EVERYBODY buys groceries and petrol, which is presumably why Prime Minister Kevin Rudd made it his business to raise community expectations that he was going to take action to keep their prices down.
He hasn't. He can't. And he won't.
The best he has been able to do is ask the Australian Competition and Consumer Commission (ACCC) to investigate the marketplace for petrol and groceries and promote a couple of websites for consumers to visit.
For its part, the ACCC took reams of evidence, heard witness after witness and concluded that in the case of neither petrol nor groceries could it find that the dominant corporations in either sector were responsible for high prices.
Never mind the clear and repeated evidence that petrol prices don't move in line with the much-quoted Singapore index, as so often claimed by retailers. Time and again prices are seen to move up as soon as the index does, but when the index falls it isn't matched by a price drop at the bowser.
Never mind that a number of surveys have found lower grocery prices in suburbs where real competition exists than in suburbs served only by the dominant supermarket retailers.
And never mind the 2004 Government study which showed that farmgate prices for products ranging from milk to pineapples had fallen or stagnated while shop prices and retailers' margins had risen during the years surveyed.
The ACCC's findings won't persuade farmers and other producers that they are being hurt by their relative powerlessness in the food supply chain. And it won't persuade consumers that limited competition in the grocery marketplace isn't letting retailers widen profit margins.
Meanwhile, the Government's only real action in its war on prices has been to promise a national "Fuelwatch" website to help consumers find cheap petrol, and to establish a "Grocerychoice" website to do the same for supermarket products.
Hopes are high that Fuelwatch may help suppress petrol prices, but there is little prospect that Grocerychoice will have much effect. Its data is so general it is hard to see how any intending shopper could use it to advantage.

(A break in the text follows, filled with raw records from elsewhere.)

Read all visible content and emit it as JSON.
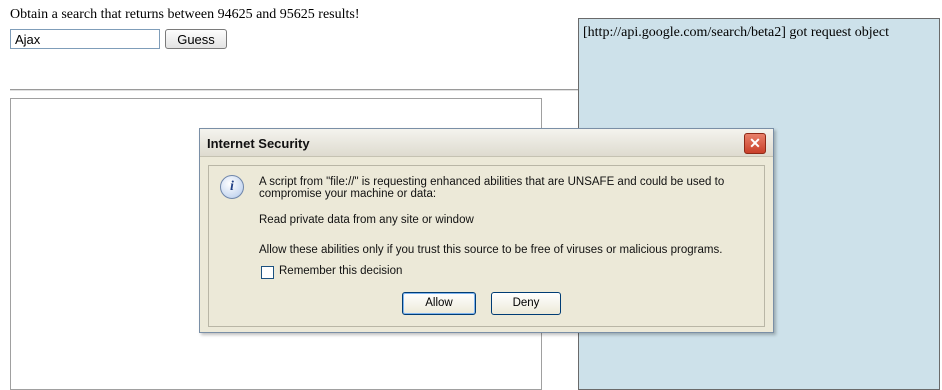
{
  "prompt": "Obtain a search that returns between 94625 and 95625 results!",
  "search": {
    "value": "Ajax",
    "button_label": "Guess"
  },
  "log_panel": {
    "text": "[http://api.google.com/search/beta2] got request object"
  },
  "dialog": {
    "title": "Internet Security",
    "message": "A script from \"file://\" is requesting enhanced abilities that are UNSAFE and could be used to compromise your machine or data:",
    "ability": "Read private data from any site or window",
    "advice": "Allow these abilities only if you trust this source to be free of viruses or malicious programs.",
    "remember_label": "Remember this decision",
    "remember_checked": false,
    "allow_label": "Allow",
    "deny_label": "Deny"
  }
}
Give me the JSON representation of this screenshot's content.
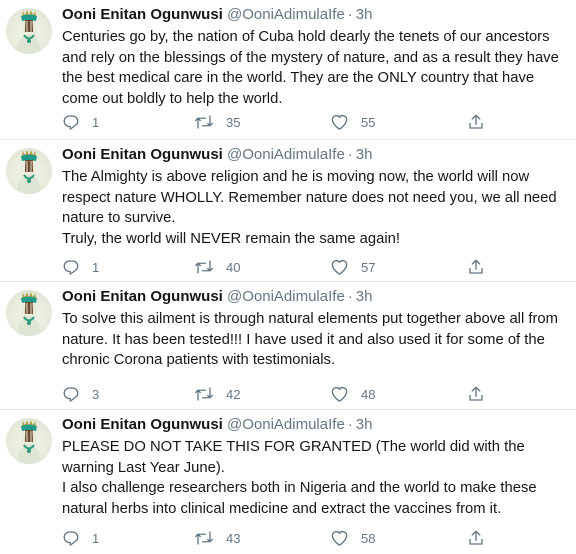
{
  "tweets": [
    {
      "name": "Ooni Enitan Ogunwusi",
      "handle": "@OoniAdimulaIfe",
      "separator": "·",
      "time": "3h",
      "lines": [
        "Centuries go by, the nation of Cuba hold dearly the tenets of our ancestors and rely on the blessings of the mystery of nature, and as a result they have the best medical care in the world. They are the ONLY country that have come out boldly to help the world."
      ],
      "replies": "1",
      "retweets": "35",
      "likes": "55"
    },
    {
      "name": "Ooni Enitan Ogunwusi",
      "handle": "@OoniAdimulaIfe",
      "separator": "·",
      "time": "3h",
      "lines": [
        "The Almighty is above religion and he is moving now, the world will now respect nature WHOLLY. Remember nature does not need you, we all need nature to survive.",
        "Truly, the world will NEVER remain the same again!"
      ],
      "replies": "1",
      "retweets": "40",
      "likes": "57"
    },
    {
      "name": "Ooni Enitan Ogunwusi",
      "handle": "@OoniAdimulaIfe",
      "separator": "·",
      "time": "3h",
      "lines": [
        "To solve this ailment is through natural elements put together above all from nature. It has been tested!!! I have used it and also used it for some of the chronic Corona patients with testimonials."
      ],
      "replies": "3",
      "retweets": "42",
      "likes": "48"
    },
    {
      "name": "Ooni Enitan Ogunwusi",
      "handle": "@OoniAdimulaIfe",
      "separator": "·",
      "time": "3h",
      "lines": [
        "PLEASE DO NOT TAKE THIS FOR GRANTED (The world did with the warning Last Year June).",
        "I also challenge researchers both in Nigeria and the world to make these natural herbs into clinical medicine and extract the vaccines from it."
      ],
      "replies": "1",
      "retweets": "43",
      "likes": "58"
    }
  ],
  "icons": {
    "reply": "reply-icon",
    "retweet": "retweet-icon",
    "like": "heart-icon",
    "share": "share-icon",
    "avatar": "profile-avatar"
  },
  "colors": {
    "text": "#14171a",
    "secondary": "#657786",
    "divider": "#e6ecf0"
  }
}
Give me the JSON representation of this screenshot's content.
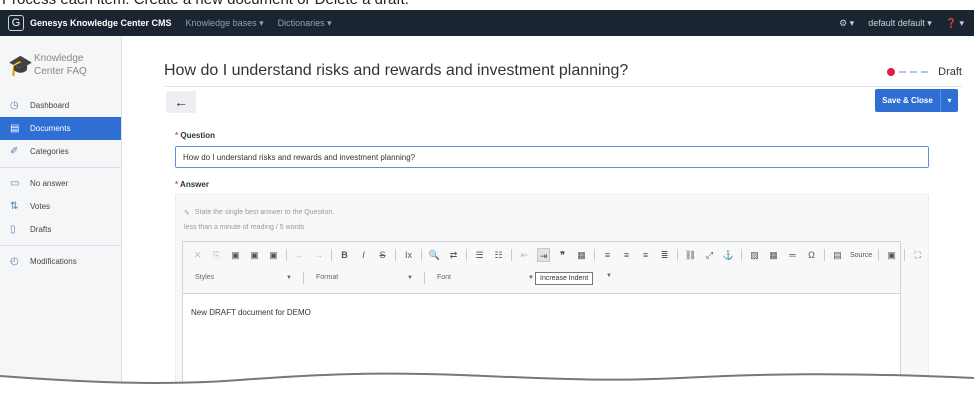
{
  "caption": "Process each item: Create a new document or Delete a draft.",
  "topbar": {
    "brand": "Genesys Knowledge Center CMS",
    "menus": [
      "Knowledge bases ▾",
      "Dictionaries ▾"
    ],
    "settings": "⚙ ▾",
    "user": "default default ▾",
    "help": "❓ ▾"
  },
  "sidebar": {
    "kb_name_line1": "Knowledge",
    "kb_name_line2": "Center FAQ",
    "items": [
      {
        "label": "Dashboard",
        "icon": "dashboard-icon",
        "active": false
      },
      {
        "label": "Documents",
        "icon": "document-icon",
        "active": true
      },
      {
        "label": "Categories",
        "icon": "tag-icon",
        "active": false
      },
      {
        "label": "No answer",
        "icon": "chat-icon",
        "active": false
      },
      {
        "label": "Votes",
        "icon": "votes-icon",
        "active": false
      },
      {
        "label": "Drafts",
        "icon": "draft-icon",
        "active": false
      },
      {
        "label": "Modifications",
        "icon": "history-icon",
        "active": false
      }
    ]
  },
  "main": {
    "title": "How do I understand risks and rewards and investment planning?",
    "status": "Draft",
    "save_close": "Save & Close",
    "question_label": "Question",
    "question_value": "How do I understand risks and rewards and investment planning?",
    "answer_label": "Answer",
    "answer_hint": "State the single best answer to the Question.",
    "reading_time": "less than a minute of reading / 5 words",
    "toolbar": {
      "source_label": "Source",
      "styles": "Styles",
      "format": "Format",
      "font": "Font",
      "size": "Si",
      "tooltip": "Increase Indent"
    },
    "content": "New DRAFT document for DEMO"
  },
  "colors": {
    "topbar": "#1b2431",
    "accent": "#2f6fd3",
    "status_dot": "#e21b4a"
  }
}
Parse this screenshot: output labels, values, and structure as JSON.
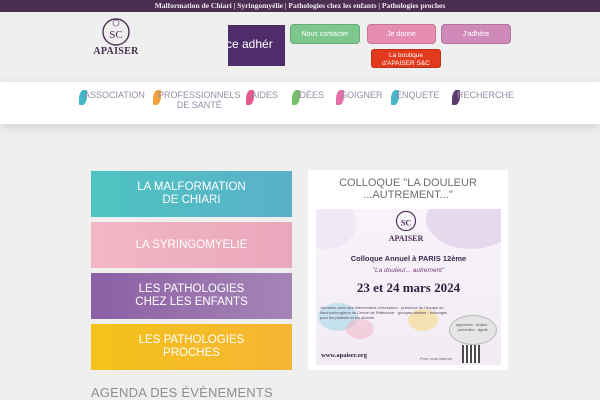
{
  "topbar": {
    "text": "Malformation de Chiari | Syringomyélie | Pathologies chez les enfants | Pathologies proches"
  },
  "logo": {
    "text": "APAISER"
  },
  "banner": {
    "text": "ce adhér"
  },
  "buttons": {
    "contact": "Nous contacter",
    "donate": "Je donne",
    "join": "J'adhère",
    "shop_line1": "La boutique",
    "shop_line2": "d'APAISER S&C"
  },
  "nav": {
    "items": [
      {
        "label": "ASSOCIATION",
        "color": "#3fb7c9"
      },
      {
        "label_l1": "PROFESSIONNELS",
        "label_l2": "DE SANTÉ",
        "color": "#f2a23c"
      },
      {
        "label": "AIDES",
        "color": "#e8578f"
      },
      {
        "label": "IDÉES",
        "color": "#77c06a"
      },
      {
        "label": "SOIGNER",
        "color": "#e26fa8"
      },
      {
        "label": "ENQUETE",
        "color": "#46b6c9"
      },
      {
        "label": "RECHERCHE",
        "color": "#5b3b6e"
      }
    ]
  },
  "tiles": {
    "chiari_l1": "LA MALFORMATION",
    "chiari_l2": "DE CHIARI",
    "syringo": "LA SYRINGOMYELIE",
    "enfants_l1": "LES PATHOLOGIES",
    "enfants_l2": "CHEZ LES ENFANTS",
    "proches_l1": "LES PATHOLOGIES",
    "proches_l2": "PROCHES"
  },
  "agenda": {
    "title": "AGENDA DES ÉVÈNEMENTS"
  },
  "colloque": {
    "title_l1": "COLLOQUE \"LA DOULEUR",
    "title_l2": "...AUTREMENT...\"",
    "poster": {
      "logo": "APAISER",
      "line1": "Colloque Annuel à PARIS 12ème",
      "line2": "\"La douleur... autrement\"",
      "dates": "23 et 24 mars 2024",
      "cloud": "Journées avec des intervenants d'exception · présence de l'équipe de Neurochirurgiens du Centre de Référence · groupes ateliers · échanges pour les patients et les aidants",
      "disc": "approches · douleur · prévention · dignité",
      "website": "www.apaiser.org",
      "signup": "Pour vous inscrire"
    }
  }
}
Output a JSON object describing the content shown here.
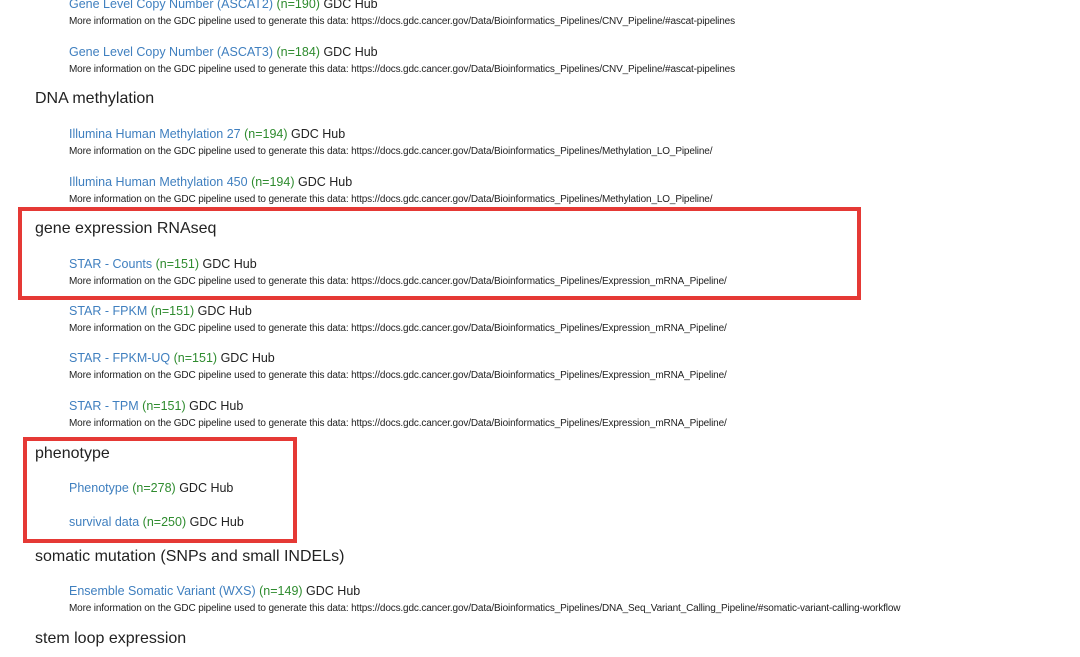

Perhaps the best prospect for improvement is proposed legislative reform to prevent large established retailers from using planning rules and questionable lease provisions to prevent competitors from setting up shop.
Red-tape diagnosis
SUGGESTIONS that bureaucratic red tape may discourage Hunter general practitioners from taking part in proposed GP superclinics in the region are worrying. Hunter people suffer badly from inadequate access to GP services and the superclinics have been eagerly awaited as a means of easing the problem. It is only natural that the Government should want to subject participants to proper scrutiny, but it is equally important that unnecessary obstacles are not put in the way of interested doctors. Hunter people need the clinics to succeed. This will require goodwill from both GPs and the Government.